Les spécificités du Massif du Jura sont-elles réellement inadaptées à l'application du plan loup national tel qu'il existe de nos jours ? Pour Delphine Durin, chargée de mission à Jura nature environnement, cet argument avancé par les agriculteurs n'est pas nouveau et revient sur chaque territoire depuis de nombreuses années.
"C'est l'argument qu'on donnait dans les Alpes il y a de ça un peu plus de 30 ans. Est-ce que réellement on a fait des diagnostics au niveau des exploitations ? Je ne pense pas que des études permettent d'avancer cet argument. Les exploitations seront protégées différemment mais tant qu'on n'a pas testé des choses, je vois difficilement comment on peut évoquer ça de façon confirmée", développe-t-elle pour France 3 Franche-Comté.

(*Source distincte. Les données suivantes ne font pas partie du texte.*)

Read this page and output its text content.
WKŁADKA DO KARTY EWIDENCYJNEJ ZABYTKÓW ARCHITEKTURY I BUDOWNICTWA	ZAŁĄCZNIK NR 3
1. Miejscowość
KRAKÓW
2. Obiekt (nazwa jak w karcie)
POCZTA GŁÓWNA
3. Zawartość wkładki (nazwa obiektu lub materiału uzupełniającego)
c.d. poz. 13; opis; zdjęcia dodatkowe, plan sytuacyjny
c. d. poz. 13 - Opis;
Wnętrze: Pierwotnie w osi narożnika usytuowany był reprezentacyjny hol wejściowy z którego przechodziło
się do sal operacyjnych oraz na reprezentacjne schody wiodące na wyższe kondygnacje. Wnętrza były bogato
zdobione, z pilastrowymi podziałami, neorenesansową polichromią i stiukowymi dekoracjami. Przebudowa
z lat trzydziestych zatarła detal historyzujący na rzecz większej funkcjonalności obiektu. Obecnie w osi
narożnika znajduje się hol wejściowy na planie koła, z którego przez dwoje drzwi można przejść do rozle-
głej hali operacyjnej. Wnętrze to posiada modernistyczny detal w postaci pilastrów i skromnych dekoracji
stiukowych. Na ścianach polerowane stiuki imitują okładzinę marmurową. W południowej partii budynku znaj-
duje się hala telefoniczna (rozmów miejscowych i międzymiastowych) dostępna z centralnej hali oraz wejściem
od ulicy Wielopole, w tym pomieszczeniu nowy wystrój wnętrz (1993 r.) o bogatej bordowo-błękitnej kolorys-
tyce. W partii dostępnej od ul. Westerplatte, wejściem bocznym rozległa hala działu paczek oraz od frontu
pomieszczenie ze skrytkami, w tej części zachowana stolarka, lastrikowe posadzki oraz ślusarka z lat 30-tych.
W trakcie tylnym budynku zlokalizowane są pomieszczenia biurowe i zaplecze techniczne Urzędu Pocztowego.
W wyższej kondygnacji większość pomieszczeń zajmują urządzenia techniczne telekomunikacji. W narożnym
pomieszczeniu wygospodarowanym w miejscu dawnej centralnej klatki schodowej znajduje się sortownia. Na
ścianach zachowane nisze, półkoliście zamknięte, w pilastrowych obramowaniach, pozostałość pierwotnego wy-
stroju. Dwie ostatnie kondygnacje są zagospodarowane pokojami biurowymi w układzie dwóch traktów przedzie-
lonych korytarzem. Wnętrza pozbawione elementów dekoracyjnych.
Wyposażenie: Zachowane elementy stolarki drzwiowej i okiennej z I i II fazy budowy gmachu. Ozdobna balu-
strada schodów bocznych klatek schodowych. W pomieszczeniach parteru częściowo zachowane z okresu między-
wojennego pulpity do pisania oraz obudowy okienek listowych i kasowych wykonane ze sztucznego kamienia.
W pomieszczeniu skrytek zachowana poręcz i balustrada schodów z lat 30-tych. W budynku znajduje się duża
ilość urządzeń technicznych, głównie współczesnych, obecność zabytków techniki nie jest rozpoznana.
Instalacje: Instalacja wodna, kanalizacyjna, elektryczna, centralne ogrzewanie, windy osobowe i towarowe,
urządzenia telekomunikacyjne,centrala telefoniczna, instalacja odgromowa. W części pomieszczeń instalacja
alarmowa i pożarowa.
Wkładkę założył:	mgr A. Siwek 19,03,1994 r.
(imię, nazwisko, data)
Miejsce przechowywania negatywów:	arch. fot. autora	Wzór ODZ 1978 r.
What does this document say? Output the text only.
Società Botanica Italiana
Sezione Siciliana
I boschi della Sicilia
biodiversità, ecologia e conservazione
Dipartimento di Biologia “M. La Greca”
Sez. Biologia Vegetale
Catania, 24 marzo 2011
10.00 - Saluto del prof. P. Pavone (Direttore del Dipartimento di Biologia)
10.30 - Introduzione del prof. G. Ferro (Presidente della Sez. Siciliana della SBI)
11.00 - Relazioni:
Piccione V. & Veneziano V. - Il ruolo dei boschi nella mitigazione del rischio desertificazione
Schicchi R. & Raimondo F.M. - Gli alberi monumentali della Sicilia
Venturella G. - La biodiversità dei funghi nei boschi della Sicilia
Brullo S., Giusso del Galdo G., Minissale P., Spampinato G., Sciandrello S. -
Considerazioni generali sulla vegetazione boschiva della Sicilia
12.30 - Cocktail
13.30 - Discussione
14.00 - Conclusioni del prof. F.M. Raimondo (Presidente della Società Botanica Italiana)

Le loup est-il plus important pour la biodiversité en France qu'il n'est nuisible pour l'élevage ? Pour Delphine Durin, le loup fait partie d'un tout. "Il fait partie de cette biodiversité dont on arrête pas de nous dire qu'il faut la protéger. C'est un prédateur, il a un rôle clé. Ce n'est pas cohérent avec la politique globale et le mot d'ordre qui dit qu'il faut protéger la biodiversité. On doit aussi entendre la parole de ceux qui protègent ces espèces."